22 luglio 2019, 10:06

Oggi l'addio a Sofia nella chiesa di San Sepolcro

Oggi è il giorno dell'addio a Sofia Bernkopf, dello strazio, delle preghiere, dei mesti  abbracci al papà Edoardo, alla mamma Vanna, ai fratellini, degli sguardi che annaspano,  cercando di dire ciò che le parole non possono. È il giorno in cui ci si ritroverà  increduli alle 15 di fronte a una piccola bara davanti all'altare della chiesa di San Sepolcro e increduli si tornerà a casa, il cuore in una morsa. Come in un incubo collettivo. Sabato scorso Sofia era piena della vita dei suoi 12 anni, al mare con i suoi a Marina di Pietrasanta. Sorridente è entrata in una piccola piscina-idromassaggio per giocare con alcuni bambini e da lì l'hanno dovuta tirare fuori priva di conoscenza. Il cuore le si era fermato a lungo, forse per un malore, forse perché per troppo tempo non era riuscita a respirare, dopo che i suoi lunghi capelli erano stati risucchiati dal bocchettone della vasca. Fin da subito le sue condizioni erano apparse disperate, ma all'ipotesi che non ci fosse rimedio nessuno voleva pensare.

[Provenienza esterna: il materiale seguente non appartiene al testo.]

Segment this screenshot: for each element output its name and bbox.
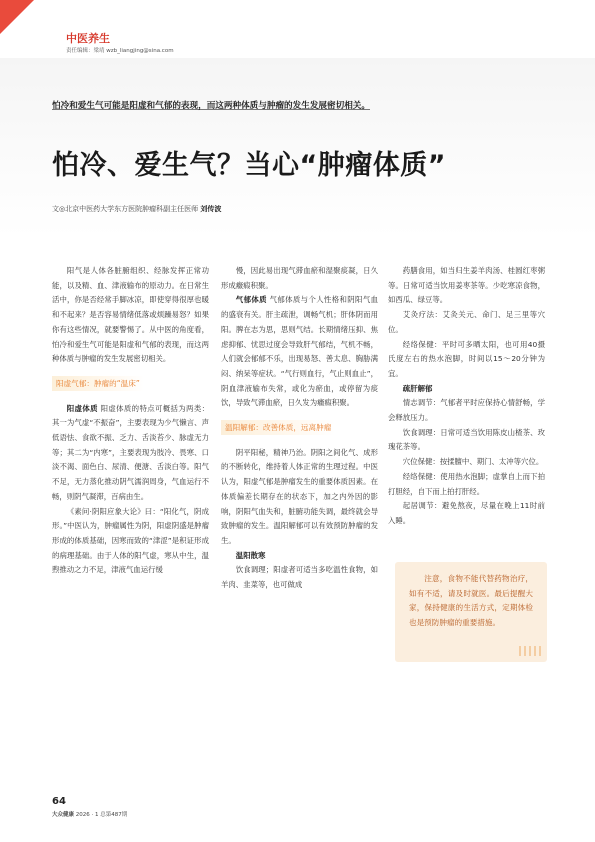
paragraph: 穴位保健：按揉膻中、期门、太冲等穴位。 [402,457,544,467]
paragraph-body: 阳虚体质的特点可概括为两类：其一为气虚“不振奋”，主要表现为少气懒言、声低语怯、食欲不振、乏力、舌淡苔少、脉虚无力等；其二为“内寒”，主要表现为肢冷、畏寒、口淡不渴、面色白、尿清、便溏、舌淡白等。阳气不足，无力蒸化推动阴气濡润周身，气血运行不畅，则阴气凝滞，百病由生。 [52,403,209,501]
column-2 [221,264,378,593]
article-title: 怕冷、爱生气？当心“肿瘤体质” [52,150,446,181]
paragraph: 慢，因此易出现气滞血瘀和湿聚痰凝，日久形成癥瘕积聚。 [221,266,378,290]
tip-text: 注意，食物不能代替药物治疗，如有不适，请及时就医。最后提醒大家，保持健康的生活方式，定期体检也是预防肿瘤的重要措施。 [409,574,533,627]
minor-heading: 疏肝解郁 [402,383,433,393]
minor-heading: 温阳散寒 [235,550,266,560]
magazine-name: 大众健康 [52,812,75,818]
corner-ribbon [0,0,34,34]
paragraph-body: 气郁体质与个人性格和阴阳气血的盛衰有关。肝主疏泄，调畅气机；肝体阴而用阳。脾在志为思，思则气结。长期情绪压抑、焦虑抑郁、忧思过度会导致肝气郁结，气机不畅，人们就会郁郁不乐，出现易怒、善太息、胸胁满闷、纳呆等症状。“气行则血行，气止则血止”，阴血津液输布失常，或化为瘀血，或停留为痰饮，导致气滞血瘀，日久发为癥瘕积聚。 [221,295,378,408]
subheading [52,377,209,392]
author-name: 刘传波 [200,205,222,213]
paragraph-heading: 气郁体质 [235,295,267,305]
tip-box [395,562,547,662]
paragraph: 经络保健：使用热水泡脚；虚掌自上而下拍打胆经，自下而上拍打肝经。 [388,471,545,496]
footer-info [52,810,127,818]
paragraph: 药膳食用，如当归生姜羊肉汤、桂圆红枣粥等。日常可适当饮用姜枣茶等。少吃寒凉食物，如西瓜、绿豆等。 [388,266,545,305]
paragraph: 饮食调理：日常可适当饮用陈皮山楂茶、玫瑰花茶等。 [388,427,545,452]
subheading-text: 温阳解郁：改善体质，远离肿瘤 [221,420,335,435]
issue-info: 2026 · 1 总第487期 [75,812,128,818]
paragraph: 艾灸疗法：艾灸关元、命门、足三里等穴位。 [388,310,545,334]
paragraph-heading: 阳虚体质 [66,403,98,413]
paragraph: 饮食调理；阳虚者可适当多吃温性食物，如羊肉、韭菜等，也可做成 [221,565,378,590]
paragraph [52,402,209,505]
paragraph: 阴平阳秘，精神乃治。阴阳之间化气、成形的不断转化，维持着人体正常的生理过程。中医认为，阳虚气郁是肿瘤发生的重要体质因素。在体质偏差长期存在的状态下，加之内外因的影响，阴阳气血失和，脏腑功能失调，最终就会导致肿瘤的发生。温阳解郁可以有效预防肿瘤的发生。 [221,447,378,545]
paragraph: 《素问·阴阳应象大论》曰：“阳化气，阴成形。”中医认为，肿瘤属性为阴，阳虚阴盛是肿瘤形成的体质基础，因寒而致的“津涩”是积证形成的病理基础。由于人体的阳气虚，寒从中生，温煦推动之力不足，津液气血运行缓 [52,506,209,575]
section-title: 中医养生 [66,32,110,45]
byline [52,204,221,214]
byline-prefix: 文◎北京中医药大学东方医院肿瘤科副主任医师 [52,205,199,213]
lead-paragraph [52,98,412,114]
paragraph: 情志调节：气郁者平时应保持心情舒畅，学会释放压力。 [388,398,545,423]
page-number: 64 [52,796,66,807]
subheading-text: 阳虚气郁：肿瘤的“温床” [52,376,144,391]
editor-credit: 责任编辑：梁靖 wzb_liangjing@sina.com [66,48,174,54]
lead-text: 怕冷和爱生气可能是阳虚和气郁的表现，而这两种体质与肿瘤的发生发展密切相关。 [52,101,370,111]
column-1 [52,264,209,578]
paragraph: 起居调节：避免熬夜，尽量在晚上11时前入睡。 [388,501,545,525]
column-3 [388,264,545,529]
paragraph: 经络保健：平时可多晒太阳，也可用40摄氏度左右的热水泡脚，时间以15～20分钟为宜。 [388,339,545,378]
decorative-dots [519,646,541,656]
paragraph [221,293,378,411]
subheading [221,421,378,436]
paragraph: 阳气是人体各脏腑组织、经脉发挥正常功能，以及精、血、津液输布的原动力。在日常生活中，你是否经常手脚冰凉，即使穿得很厚也暖和不起来？是否容易情绪低落或烦躁易怒？如果你有这些情况，就要警惕了。从中医的角度看，怕冷和爱生气可能是阳虚和气郁的表现，而这两种体质与肿瘤的发生发展密切相关。 [52,266,209,364]
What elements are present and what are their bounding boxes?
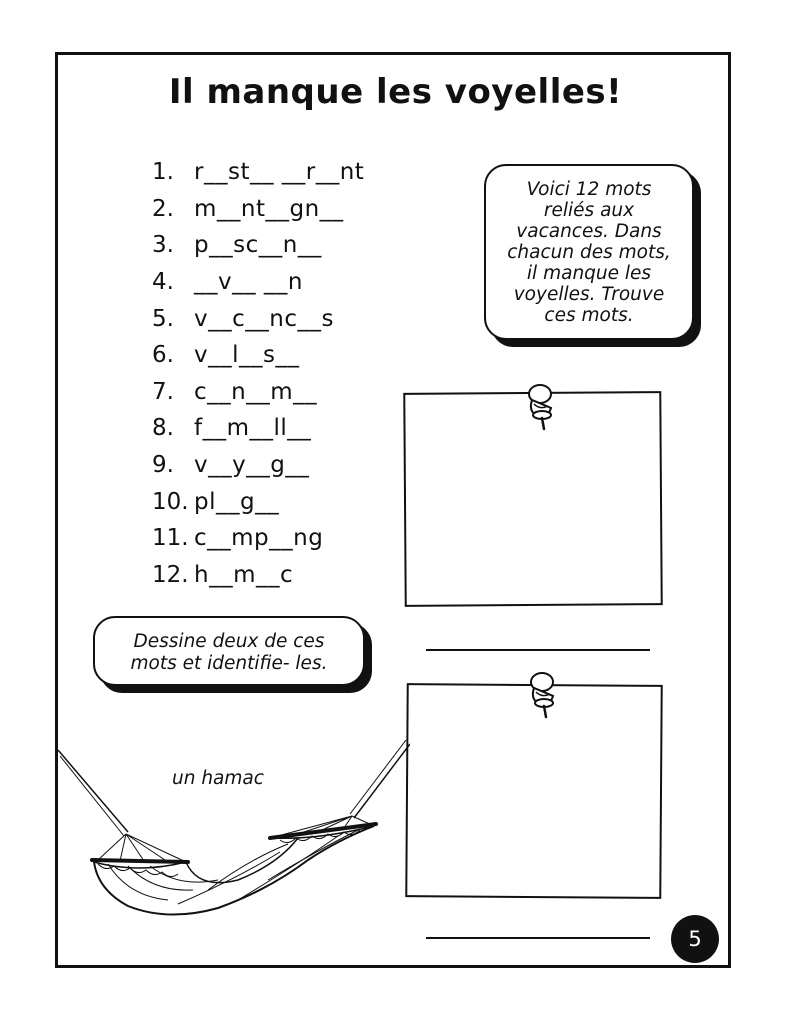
word-number: 6. (152, 342, 174, 369)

 È durata fino a mercoledì, la sua lotta per la vita: fino alle 16, quando i medici dell'Ospedale pediatrico di Massa hanno dichiarato la sua morte cerebrale e - nonostante i genitori abbiano espresso il loro assenso al prelievo degli organi - dalla procura di Lucca è stato dato il nulla osta solo per l'espianto delle cornee. Decisione obbligata, visto che la salma doveva essere sottoposta all'autopsia. L'esame è stato eseguito l'altra mattina, nell'obitorio dell'ospedale Versilia di Lido di Camaiore. Si è trattata una tappa fondamentale nell'inchiesta che vede indagate sette persone: il vecchio proprietario del Texas, le sue figlie con i  mariti (i cinque sono tutti di Prato) e i due bagnini versiliesi.
 Di loro iniziativa, i responsabili dello stabilimento balneare di Marina di Pietrasanta hanno  tenuto chiuso per lutto il giorno dopo la morte di Sofia. Poi, il Texas ha riaperto, mentre l'area delle piscine rimane sotto sequestro. Alla luce della tragedia, in questi giorni la Capitaneria di porto di Viareggio ha intensificato i controlli sulle piscine e sui contratti dei bagnini del litorale versiliese.